September 10, 2006

Randy Mac Attack - Alea Iacta Est Update

The Board of Trustees of Randolph Macon Woman's College voted this weekend to take the school coed by next year. Apparently, it was a pretty ugly meeting.

Saturday morning, an agitated crowd of some 400 students, alumnae and their supporters greeted the board's announcement by drowning out trustees president Jolley Christman as she tried to explain.

"Today we begin to heal. We begin to write the next chapter in our history,," Christman said, barely audible over the shouting.

Talk of "healing" is, of course, well known p.c.-speak for "siddown and shaddap".

So here is Randy Mac's dilemna. The student body and alumnae are furious both because of the decision itself and because of the perception that the Board made it on the sly. Expect donations to crash and transfers out to spike.

At the same time, because there is already another Randolph Macon College, the school is going to have to come up with a brand new name and begin marketing to both male and female prospective students from scratch. And this in a Commonwealth already stocked with a first-rate state school system and several very well known private schools.

Color me dubious about the chances for success.

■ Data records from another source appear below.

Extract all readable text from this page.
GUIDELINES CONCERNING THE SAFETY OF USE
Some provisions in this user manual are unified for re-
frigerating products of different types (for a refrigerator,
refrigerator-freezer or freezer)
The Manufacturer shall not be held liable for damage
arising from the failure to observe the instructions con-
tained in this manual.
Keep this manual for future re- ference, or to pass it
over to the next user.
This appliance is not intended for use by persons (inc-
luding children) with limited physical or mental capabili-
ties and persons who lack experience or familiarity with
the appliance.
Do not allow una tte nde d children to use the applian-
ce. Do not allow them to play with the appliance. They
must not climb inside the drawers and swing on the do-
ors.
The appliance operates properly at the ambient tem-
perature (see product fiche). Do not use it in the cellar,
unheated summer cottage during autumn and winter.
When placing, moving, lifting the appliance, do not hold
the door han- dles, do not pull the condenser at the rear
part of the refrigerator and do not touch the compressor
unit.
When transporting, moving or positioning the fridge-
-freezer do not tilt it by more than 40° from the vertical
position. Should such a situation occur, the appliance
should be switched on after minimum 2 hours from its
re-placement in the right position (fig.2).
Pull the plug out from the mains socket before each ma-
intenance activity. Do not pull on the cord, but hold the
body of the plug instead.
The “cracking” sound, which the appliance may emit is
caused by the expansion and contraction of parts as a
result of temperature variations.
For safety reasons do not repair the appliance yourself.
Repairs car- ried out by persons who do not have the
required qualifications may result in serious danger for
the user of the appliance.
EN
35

YIPS from Steve-O: Here's the USA Today version. I think the main problem they are having is that they've been saying for quite awhile that things were going well financially. If you are going to make a core change like this, there has to be time for the reality of the financial statements to sink in for their to be sucessful buy-in, as at schools like Wells and Hood that have made this change (and subsequently seen their enrollment numbers go through the roof). There's also something to be said against bad timing: this decision has been known on the ground as de facto having been made since before the end of the spring semester. Letting it hang out there like this was a case study in bureaucratic bungling of timing. At the end of the day, colleges and universities are firms in a peculiar market, but a market nonetheless. If their financial numbers are underwater, the only way to prevent the firm from going down is increased subsidy. For a private college, that's the endowment. But there are limits to even that, even for a wealthy school. Only 3% of young women will consider even applying to a women's college, and that's an increasingly tight demographic to compete in.

Posted by Robert at September 10, 2006 05:13 PM | TrackBack
Comments

Alia? Someone threw Muad-dib's little sister?

Posted by: Jeff at September 10, 2006 09:30 PM

Students and alumnae are not giving up.

There is a fund for legal defense and alumnae have hired a prominent Richmond, Va. firm.

Either the Board reverses this decision, or they face some very ugly legal consequences.

In addition, the student body has been protesting as loudly and civilly as it can. These weomen speak volumes about the confidence that a women's education gives.